WHEN THE SOUTH CENTRAL INDIANA RURAL Electric Membership Cooperative was looking for the most efficient way to transport data from its new supervisory control and data acquisition (SCADA) and advanced metering infrastructure (AMI) systems to its microwave-based backbone network in 2007, the utility considered many options.
Utility executives knew that settling on a solution that answered only the near-term immediate need was not the way to go. Instead, the Martinsville, Ind.-based utility wanted a scalable solution that could be tweaked and used for new and innovative concepts down the road.
Own your own
With more than 34,000 customers spread over seven counties, SCI is the largest of rural Indiana's 40 electrical membership cooperatives. Yet, it operated with a small budget for the project, and knew that a wired network would not be a cost-effective solution. The utility collaborated with an engineering firm that advised it to install an IP-based point-to-multipoint network.
The consulting firm also recommended that the utility own its own network as opposed to leasing so it could define its own uses for the network. In addition, owning eliminated the need to rely on an outside third party for service and the high monthly fees they often charge.
"It made sense to put in a high-speed data network to our substations, not only to handle SCADA and AMI backhaul, but just looking out into the future for other applications," said Jack Hubbard, vice president of distribution services at South Central Indiana REMC. "At the time it seemed like there were a lot of opportunities to do more out at our substations, so it just made sense to invest in a data network."
With a network of 22 substations, most of them located in very remote locations, it was important to find connectivity that could not only carry the utility's mission-critical usage data, but also allow for other crucial functions such as connecting two-way radio system repeater sites, and supporting alarm and video security systems that SCI has rolled out since deploying the network.
Hubbard says the system has worked exactly as planned, and that the utility plans to deploy some additional features over the next several months.
"The biggest benefit is exactly as we expected-we're able to backhaul our AMI and SCADA data," said Hubbard. "And because we have connectivity at the substations, our technicians can get connected back to our internal network to get information that they need during a job, like product manuals. We've been very pleased with the reliability of the system."

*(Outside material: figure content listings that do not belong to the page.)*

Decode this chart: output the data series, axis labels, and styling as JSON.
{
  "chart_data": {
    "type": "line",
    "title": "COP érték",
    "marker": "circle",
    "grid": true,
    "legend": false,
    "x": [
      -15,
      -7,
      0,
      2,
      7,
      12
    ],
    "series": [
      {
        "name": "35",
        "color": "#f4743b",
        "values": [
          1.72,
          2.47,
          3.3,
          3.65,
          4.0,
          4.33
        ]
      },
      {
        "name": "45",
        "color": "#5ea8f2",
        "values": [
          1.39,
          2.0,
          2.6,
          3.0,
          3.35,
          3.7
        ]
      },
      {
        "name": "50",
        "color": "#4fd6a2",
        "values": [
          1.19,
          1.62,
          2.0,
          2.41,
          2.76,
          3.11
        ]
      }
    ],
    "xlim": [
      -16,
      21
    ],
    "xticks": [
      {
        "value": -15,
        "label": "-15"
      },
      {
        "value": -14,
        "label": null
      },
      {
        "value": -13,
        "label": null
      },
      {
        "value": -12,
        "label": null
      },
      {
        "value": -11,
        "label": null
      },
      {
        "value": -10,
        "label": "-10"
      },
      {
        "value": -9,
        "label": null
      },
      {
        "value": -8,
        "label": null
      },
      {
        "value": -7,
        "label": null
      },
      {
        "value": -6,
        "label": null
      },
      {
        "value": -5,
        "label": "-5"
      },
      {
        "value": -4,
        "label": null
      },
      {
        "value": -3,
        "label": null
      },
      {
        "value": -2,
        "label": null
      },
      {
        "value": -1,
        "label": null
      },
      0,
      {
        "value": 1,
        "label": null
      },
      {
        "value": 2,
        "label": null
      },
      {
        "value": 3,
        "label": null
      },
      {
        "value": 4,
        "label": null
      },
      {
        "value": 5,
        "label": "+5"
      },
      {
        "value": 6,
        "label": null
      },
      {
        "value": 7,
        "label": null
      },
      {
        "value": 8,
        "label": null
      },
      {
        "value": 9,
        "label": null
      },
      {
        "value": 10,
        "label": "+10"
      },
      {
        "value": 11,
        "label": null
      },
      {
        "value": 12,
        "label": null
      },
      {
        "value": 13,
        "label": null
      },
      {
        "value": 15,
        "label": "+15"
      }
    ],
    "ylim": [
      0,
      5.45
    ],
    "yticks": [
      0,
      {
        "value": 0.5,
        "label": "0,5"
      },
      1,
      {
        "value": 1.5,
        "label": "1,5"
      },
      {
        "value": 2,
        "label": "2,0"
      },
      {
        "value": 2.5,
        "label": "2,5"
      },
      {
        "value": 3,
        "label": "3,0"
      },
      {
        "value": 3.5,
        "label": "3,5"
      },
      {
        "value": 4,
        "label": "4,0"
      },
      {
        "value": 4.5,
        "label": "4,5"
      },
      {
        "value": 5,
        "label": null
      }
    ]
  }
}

Because technicians performing maintenance and other tasks can connect back to the internal network, the system has saved time and labor from driving back and forth between substations and the main office to locate information that they need during a site visit.

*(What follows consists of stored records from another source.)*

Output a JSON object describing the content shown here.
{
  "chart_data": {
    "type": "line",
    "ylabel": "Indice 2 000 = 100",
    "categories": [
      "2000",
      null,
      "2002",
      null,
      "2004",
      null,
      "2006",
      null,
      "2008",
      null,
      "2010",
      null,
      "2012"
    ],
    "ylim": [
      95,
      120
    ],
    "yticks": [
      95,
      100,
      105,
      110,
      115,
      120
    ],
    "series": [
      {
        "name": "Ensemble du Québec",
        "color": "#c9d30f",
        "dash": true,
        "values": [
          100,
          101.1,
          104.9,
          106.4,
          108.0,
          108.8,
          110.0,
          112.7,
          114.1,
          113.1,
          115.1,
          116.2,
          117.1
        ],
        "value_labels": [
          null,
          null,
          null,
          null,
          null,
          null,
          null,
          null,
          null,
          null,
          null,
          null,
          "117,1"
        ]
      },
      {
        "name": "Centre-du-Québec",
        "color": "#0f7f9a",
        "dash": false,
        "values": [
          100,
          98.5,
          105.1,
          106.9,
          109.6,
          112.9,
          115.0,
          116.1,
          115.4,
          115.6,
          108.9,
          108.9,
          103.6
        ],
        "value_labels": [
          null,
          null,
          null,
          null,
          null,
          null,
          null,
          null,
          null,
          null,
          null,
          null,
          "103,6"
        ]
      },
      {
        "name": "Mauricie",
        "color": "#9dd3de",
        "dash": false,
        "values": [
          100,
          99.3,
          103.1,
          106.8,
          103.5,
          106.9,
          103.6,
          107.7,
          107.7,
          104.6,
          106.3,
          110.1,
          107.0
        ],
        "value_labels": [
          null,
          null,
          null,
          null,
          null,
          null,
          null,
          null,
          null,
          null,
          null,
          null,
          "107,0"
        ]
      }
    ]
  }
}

The next step for South Central Indiana Rural Electric involves a feeder automation pilot that is currently in its early stages. Hubbard says that the pilot calls for placing motor operators on three switches that will allow the utility to transfer three circuits between two substations.

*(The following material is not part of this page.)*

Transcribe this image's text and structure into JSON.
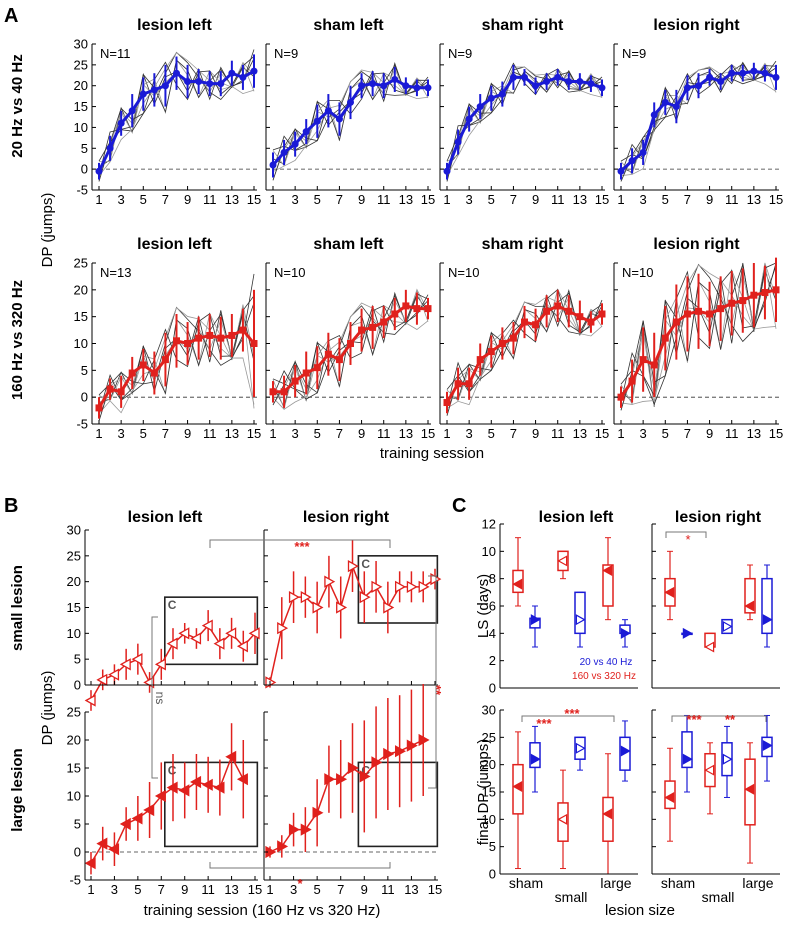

"It's a pretty basic pilot," he said. "We'll be communicating via our SCADA system to down-line devices and those devices will actually be communicating over the data network back to our system, so it will be a separate end point besides just our substation.
"That will allow us to do switching automatically from our SCADA system as opposed to having a person at each device operating it. We can have maybe one person in the area making sure switching occurred properly. We're just focusing in on two substations but we're pretty confident we'll grow it from there."
Down the road, the utility hopes to obtain additional information from other devices like reclosers, where the data gained can provide information about load and faults that the utility can't access now. And by monitoring regulator controls, the utility hopes to undertake voltage reduction on some longer feeders that have down-line regulators.
"We'd be able to do that by communicating with the regulator and by adjusting their settings remotely," said Hubbard.
As for challenges and lessons learned, Hubbard says that because the utility is in such a rural location, obtaining line of sight hasn't always been easy due to the hilly terrain located throughout its service territory.
"Getting the line-of-sight link has been a challenge," he said. "We went through all of the engineering studies that said the system would work out of the box, and for the most part it did. But with seasonal changes like leaves on the trees, we were having some trouble communicating with some of our substations. We are looking at installing some relay points to try and get better coverage to our substations in our more rural areas."
Hubbard says not to overlook regular maintenance that the network will require: "You don't just put it in place and expect it to work for years on end."
For example, Hubbard says that after strong wind storms, utility crews often need to realign and adjust network equipment in the field to ensure that network coverage remains strong.